The author also does not use solid implants. Cohesive silicone implants behave well in these situations. They are strong enough to maintain a natural shape and are sufficiently elastic to allow normal activities, even in strenuous situations like fitness and muscular training.
The main complication so far has been displacement (one case of buttock augmentation and one case of deltoid enhancement). These patients needed reoperation to replace the implant and reinforce the pocket. After this kind of operation, it is paramount not to train the muscles for at least 6 weeks. The author uses ultrasonography to check the position of the implant and movement in a dynamic evaluation. A closed ‘surveillance’ must be carried out in these patients and if needed, they should visit the office once per week. After this period the patient can resume normal activity. There are no restrictions with regard to training and exercise.
The buttocks behave very well. Although it is quite painful in the first few days, the author has not experienced any seroma, haematoma, or infection using the intramuscular (Vergara’s) technique. Temporary sciatic nerve compression with pain can happen in some patients as the lower edge of the implant is located over the sciatic foramen. The intramuscular technique prevents the placement of the implant directly on the nerve; however, postoperative pain and Lasègue’s sign that some patients experience shortly after the operation seems to be related to the tension of the muscle and the extra volume caused by the surgical haematoma. It is self-limited and can be treated with NSAIDs (e.g. ibuprofen 600 mg three times per day) and relaxant drugs (e.g. metocarbamol 380 mg three times per day).
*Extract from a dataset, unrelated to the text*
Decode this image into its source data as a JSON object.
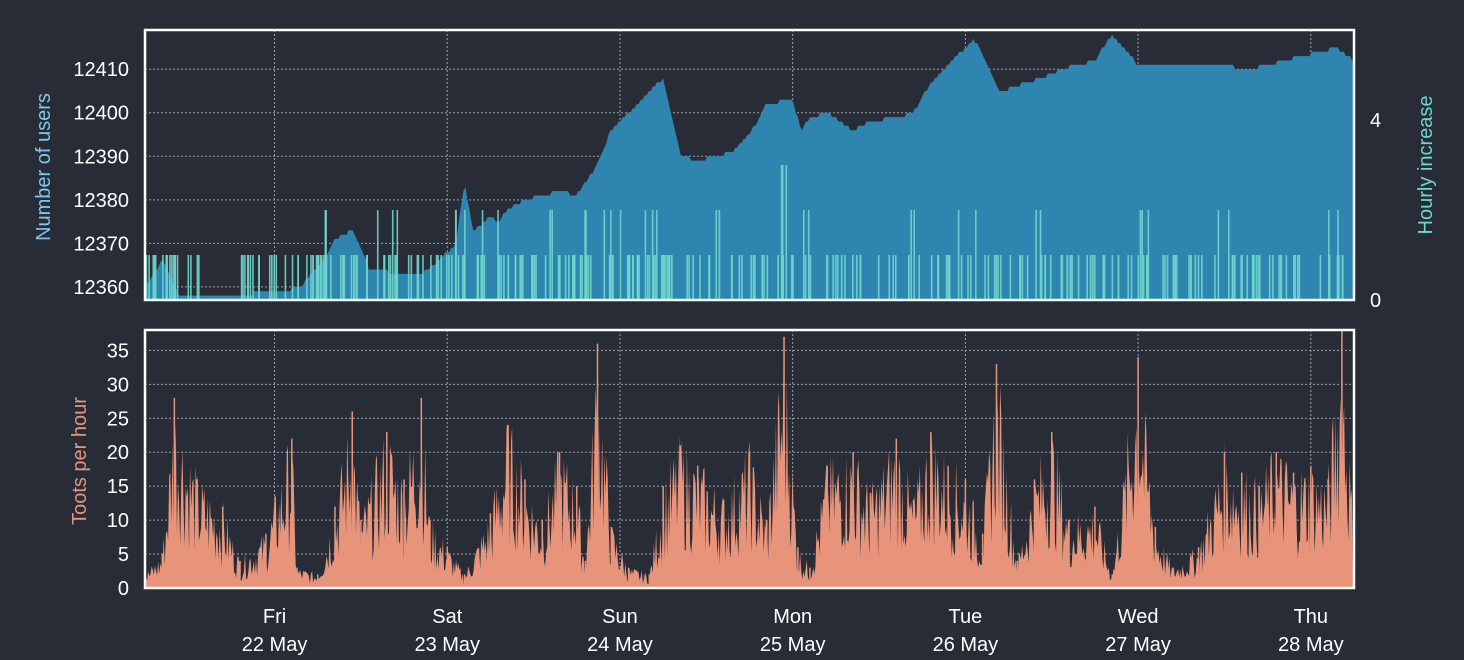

Calf implants are also quite safe, though in the author’s experience lateral implants tend to displace upwardly, owing to the lack of space when two implants are placed. Most complications are related to minor compression of sensitive nerves that are self-limited. The worst complication that one might see is compartment syndrome, because it might produce muscular necrosis and Volkmann syndrome, with severe aesthetic and functional sequelae.
The author has not experienced any case of seroma for any implant, other than pectoral augmentation. A small amount of periprosthetic fluid is normal and is usually found at areas where the implant is slightly wrinkled. In a previous article1, the author reported not a single case of seroma in 18 patients with pectoral enhancements for aesthetic reasons. In the following ten patients, however, there have been four cases. This was related to a change in implant manufacturing. In the author’s opinion, seroma was caused by rubbing of the implant surface with the muscle. For this reason, Polytech changed the shell of pectoral implants to microtextured. Silimed has smooth implants available. Hodgkinson7 reported 30% of seroma cases and claimed to reduce that incidence by careful dissection and the use of NSAIDs. Pereira et al8 reported the occurrence of three seromas out of 16 patients with calf augmentation.
To ensure success with muscular enhancement using implants, the author suggests following these broad recommendations:
- Choose an implant that properly fits the pocket and muscle size. Avoid using an oversized implant
- Choose a microtextured or smooth implant
- Give a thorough explanation to the patient of the pros and cons of the procedure as well as insisting on resting during postoperative weeks (5–7 weeks)
- Do not detach the muscle boundaries. Keep in mind the anatomy of the muscle.